How can I improve the run-time complexity of my method?

szk :

I wrote a function in Java that edit file name, and replace each space char into dash char. Currently I iterate all the files in a specific directory, iterate in each file name, creating a new file name, and replace the file in the directory. I guess that the current complexity is O(N*M) {N = number of files in directory, M = number of chars in each file}. Can anyone help me improve the run-time-complexity? Thanks

public static void editSpace(String source, String target) {

    // Source directory where all the files are there
    File dir = new File(source);
    File[] directoryListing = dir.listFiles();

    // Iterate in each file in the directory
    for (File file : directoryListing) {

        String childName = file.getName();
        String childNameNew = "";

        // Iterate in each file name and change every space char to dash char
        for (int i = 0; i < childName.length(); i++) {

            if (childName.charAt(i) == ' ') {
                childNameNew += "-";
            } else {
                childNameNew += childName.charAt(i);
            }
        }

        // Update the new directory of the child
        String childDir = target + "\\" + childNameNew;

        // Renaming the file and moving it to a new location
        if (!(childNameNew.equals(""))
                && (file.renameTo(new File(childDir)))) {

            // If file copied successfully then delete the original file .
            file.delete();

            // Print message
            System.out.println(childName + " File moved successfully to "
                    + childDir);
        }

        // Moving failed
        else {
            // Print message
            System.out.println(childName + " Failed to move the file to "
                    + childDir);
        }
    }

}
GhostCat salutes Monica C. :

I guess that the current complexity is O(N*M) {N = number of files in directory, M = number of chars in each file}. Can anyone help me improve the run-time-complexity?

Nobody can. You figured it yourself: when your task is to modify N file names that have like M chars to read(or modify), then you end up with NxM. There is no conceptual way to modify N file names based on their current names without each file and at each thing in there.

But what is possible: look carefully at your code, and see if you can improve the actual implementation.

You should start by relying much more on library methods. For example, you have String.replace() that allows you to turn all spaces into dashes with a single call. That shouldn't affect performance, but it allows your own code (having less code is mostly a good thing!). You could go one step further and look at streams to use even less code, see here.

But the real answer here: you are probably doing pre-mature optimisation. In the end, you are talking about something where the JVM needs to OS in order to make changes out there in the file system. There are zillions of aspects that influence overall, end to end performance for such a use case. It might be helpful to have more than one thread, so that can "process" file names from different directories in parallel for example.

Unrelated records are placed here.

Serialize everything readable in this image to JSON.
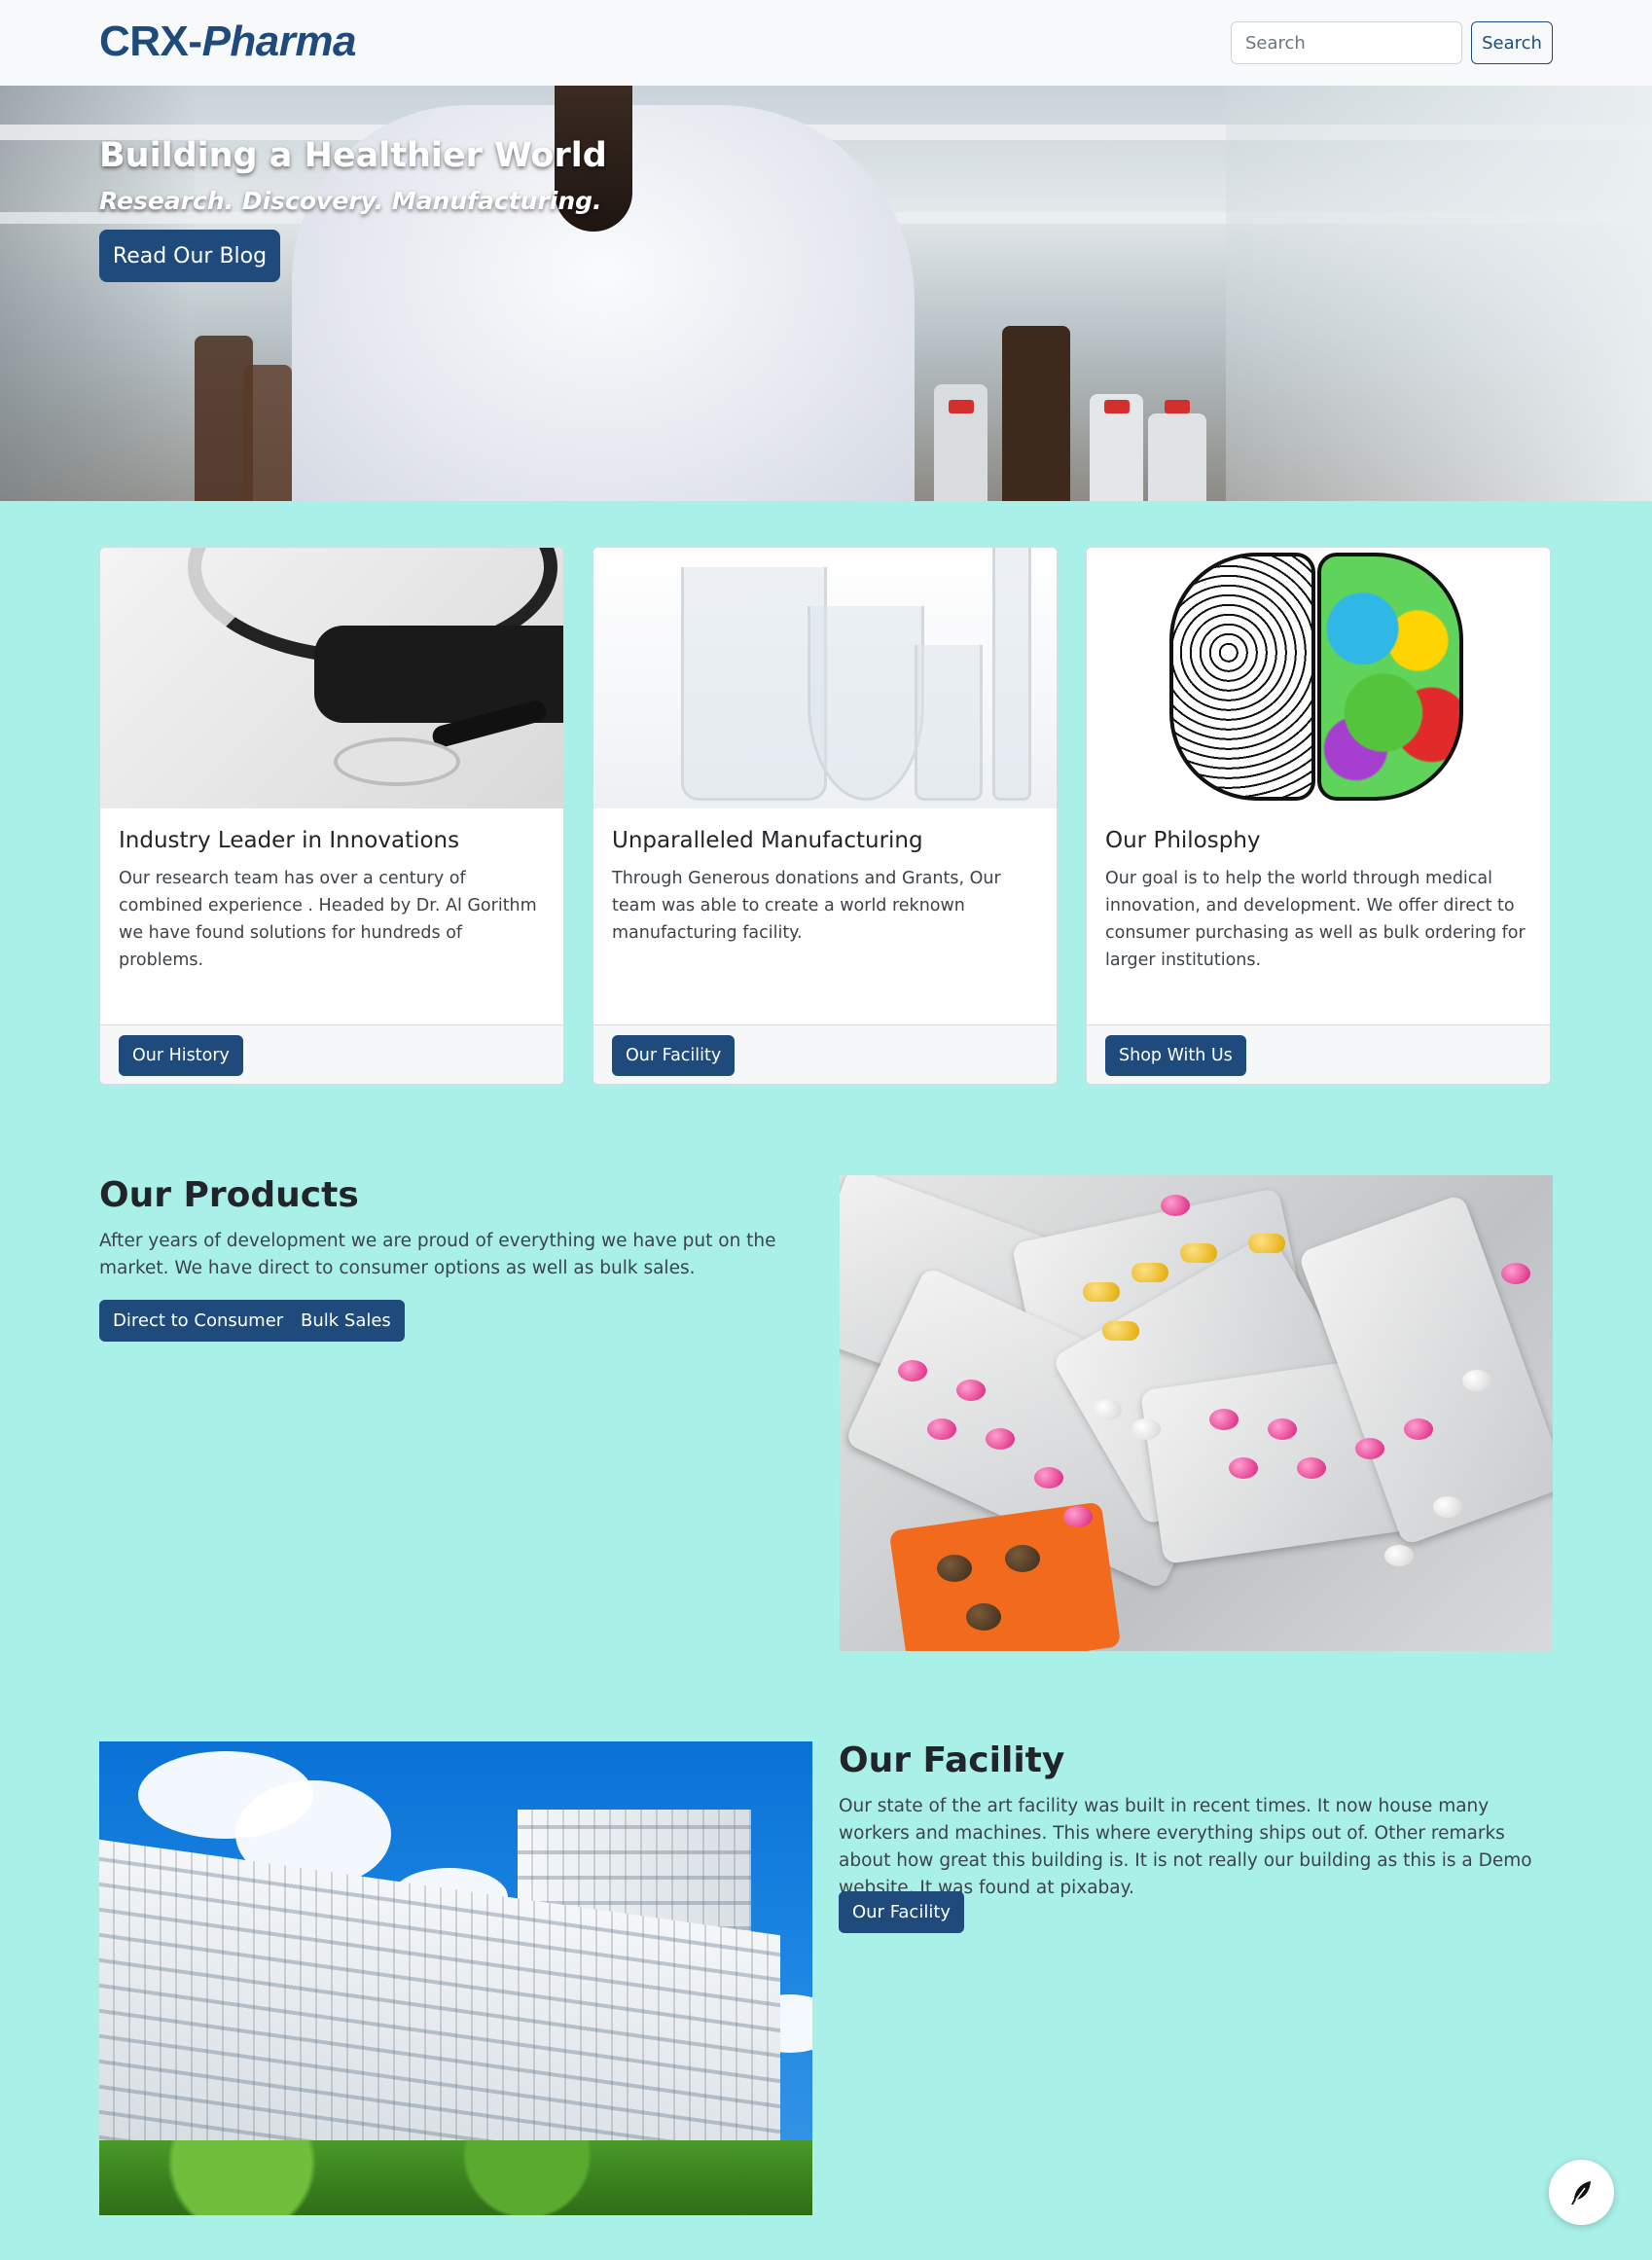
{
  "brand": {
    "part1": "CRX-",
    "part2": "Pharma",
    "color": "#1f4a7c"
  },
  "search": {
    "placeholder": "Search",
    "button_label": "Search"
  },
  "hero": {
    "title": "Building a Healthier World",
    "subtitle": "Research. Discovery. Manufacturing.",
    "button_label": "Read Our Blog"
  },
  "cards": [
    {
      "title": "Industry Leader in Innovations",
      "text": "Our research team has over a century of combined experience . Headed by Dr. Al Gorithm we have found solutions for hundreds of problems.",
      "button_label": "Our History",
      "image": "stethoscope-image"
    },
    {
      "title": "Unparalleled Manufacturing",
      "text": "Through Generous donations and Grants, Our team was able to create a world reknown manufacturing facility.",
      "button_label": "Our Facility",
      "image": "lab-glassware-image"
    },
    {
      "title": "Our Philosphy",
      "text": "Our goal is to help the world through medical innovation, and development. We offer direct to consumer purchasing as well as bulk ordering for larger institutions.",
      "button_label": "Shop With Us",
      "image": "brain-art-image"
    }
  ],
  "products": {
    "title": "Our Products",
    "text": "After years of development we are proud of everything we have put on the market. We have direct to consumer options as well as bulk sales.",
    "buttons": [
      "Direct to Consumer",
      "Bulk Sales"
    ],
    "image": "pill-blister-packs-image"
  },
  "facility": {
    "title": "Our Facility",
    "text": "Our state of the art facility was built in recent times. It now house many workers and machines. This where everything ships out of. Other remarks about how great this building is. It is not really our building as this is a Demo website. It was found at pixabay.",
    "button_label": "Our Facility",
    "image": "facility-building-image"
  },
  "fab": {
    "icon": "feather-icon"
  },
  "colors": {
    "background": "#a8f0e8",
    "primary": "#1f4a7c",
    "navbar": "#f8f9fa"
  }
}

On the other hand: creating a thread is a costly operation. And typically, it only helps you to speed up CPU intensive activities. Worse, multiple threads accessing the file system like that in parallel ... might actually slow down things, overall.

Meaning: depending on your overall setup, you might be able to speed up renaming files. Or not.

In the end, you are spending a lot of time and energy here. And the real question: is it really worth it?! Does it really matter to you whether your code will need 500 ms, or 1 sec, or 2 seconds? Depending on context it might, but maybe: it doesn't. That is the first thing to clarify. And when you figure that you really need the highest performance solution here, then you will have to invest real time into measuring what is going on, and doing experiments to find out which setting affects performance the most.

In other words: if you really care about performance here, you have a lot of low level details to look at. If you don't care about performance that much, I would throw away the java code and write 3 lines of python code, or Kotlin, or whatever you normally use for scripting, and go with that. Not because that code will be faster, but it will easier to read, write, and maintain. Because that is what matters when performance isn't your primary priority.